The Greek Parliament Enacts Controversial Labor Law Allowing 13-Hour Working Days in Specific Situations
Government Building
The Greek legislature has ratified a hotly debated labor reform that permits 13-hour work shifts, despite fierce opposition and countrywide strike actions.
The administration asserted the measure will revamp the country's work laws, but opposition figures from the progressive faction labeled it as a "legislative monstrosity."
Key Provisions of the Recently Passed Labor Law
Under the newly enacted law, yearly overtime is also at one hundred and fifty hours, while the regular 40-hour week remains in place.
The government emphasizes that the longer shift is voluntary, solely applies to the private sector, and can only be applied for up to thirty-seven days annually.
Parliamentary Backing and Opposition
The recent vote was supported by MPs from the governing conservative political group, with the centre-left party – now the main opposition – voting against the bill, while the progressive group abstained.
Labor unions have staged two general strikes calling for the bill's withdrawal this month that halted public transport and public services to a standstill.
Official Defense and Worker Safeguards
The Labor Minister defended the bill, saying the changes bring in line national legislation with modern employment realities, and accused critics of misinforming the citizens.

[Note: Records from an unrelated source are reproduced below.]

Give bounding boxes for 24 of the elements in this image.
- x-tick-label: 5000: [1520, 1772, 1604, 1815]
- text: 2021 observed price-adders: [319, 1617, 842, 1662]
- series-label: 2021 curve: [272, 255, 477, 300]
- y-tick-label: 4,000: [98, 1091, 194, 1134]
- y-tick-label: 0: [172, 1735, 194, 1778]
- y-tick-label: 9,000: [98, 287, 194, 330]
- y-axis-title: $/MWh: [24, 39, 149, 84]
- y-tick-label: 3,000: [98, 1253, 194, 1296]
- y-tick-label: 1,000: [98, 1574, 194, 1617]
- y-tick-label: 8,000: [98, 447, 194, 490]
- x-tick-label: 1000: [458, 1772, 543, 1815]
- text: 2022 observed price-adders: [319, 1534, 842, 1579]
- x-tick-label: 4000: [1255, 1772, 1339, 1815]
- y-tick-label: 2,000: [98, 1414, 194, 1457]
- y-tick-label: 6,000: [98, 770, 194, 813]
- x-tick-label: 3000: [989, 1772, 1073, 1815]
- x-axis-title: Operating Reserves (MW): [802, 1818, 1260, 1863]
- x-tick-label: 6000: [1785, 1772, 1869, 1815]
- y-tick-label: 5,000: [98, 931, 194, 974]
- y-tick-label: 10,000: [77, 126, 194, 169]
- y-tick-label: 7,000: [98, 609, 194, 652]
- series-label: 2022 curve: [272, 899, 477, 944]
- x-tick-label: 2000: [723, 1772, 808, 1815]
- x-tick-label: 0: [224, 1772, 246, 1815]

The laws will provide employees the choice to take on extra work with the current company for 40% higher pay, while ensuring they cannot be dismissed for refusing extra hours.
This follows European Union labor regulations, which cap the average week to forty-eight hours including overtime but permit adjustments over a year, as stated by the administration.
Opposition Perspectives and Labor Reactions
However, opposition parties have charged the government of weakening workers' rights and "pushing the country back to a medieval work era." They say Greek workers already work longer hours than most Europeans while earning less and still "face financial difficulties."
The public-sector union stated variable shifts in practice mean "the end of the eight-hour day, the destruction of personal time and the authorization of excessive labor."
Previous Workplace Changes and Financial Background
Last year, Greece enacted a six-day work schedule for certain sectors in a bid to boost the economy.
Recent laws, which came into effect at the beginning of July, permit workers to labor up to 48 hours in a week as instead of 40.
European Labor Data and Greek Economic Metrics
- Throughout the European Union in the previous year, the highest average hours were recorded in Greece (39.8 hours), followed by Bulgaria (39.0), Poland (38.9) and Romania.
- The shortest work hours in the bloc is in the Netherlands, according to Eurostat.
- As of January 2025, the nation's national base pay stood at €968 a month, placing it in the bottom group among European nations.
- Joblessness, which had peaked at twenty-eight percent during the economic downturn, was 8.1% in the summer versus an EU average of 5.9%, data from Eurostat show.
- The country is improving since its decade-long financial troubles, which ended in 2018, but salaries and living standards continue to be among the lowest in the European Union.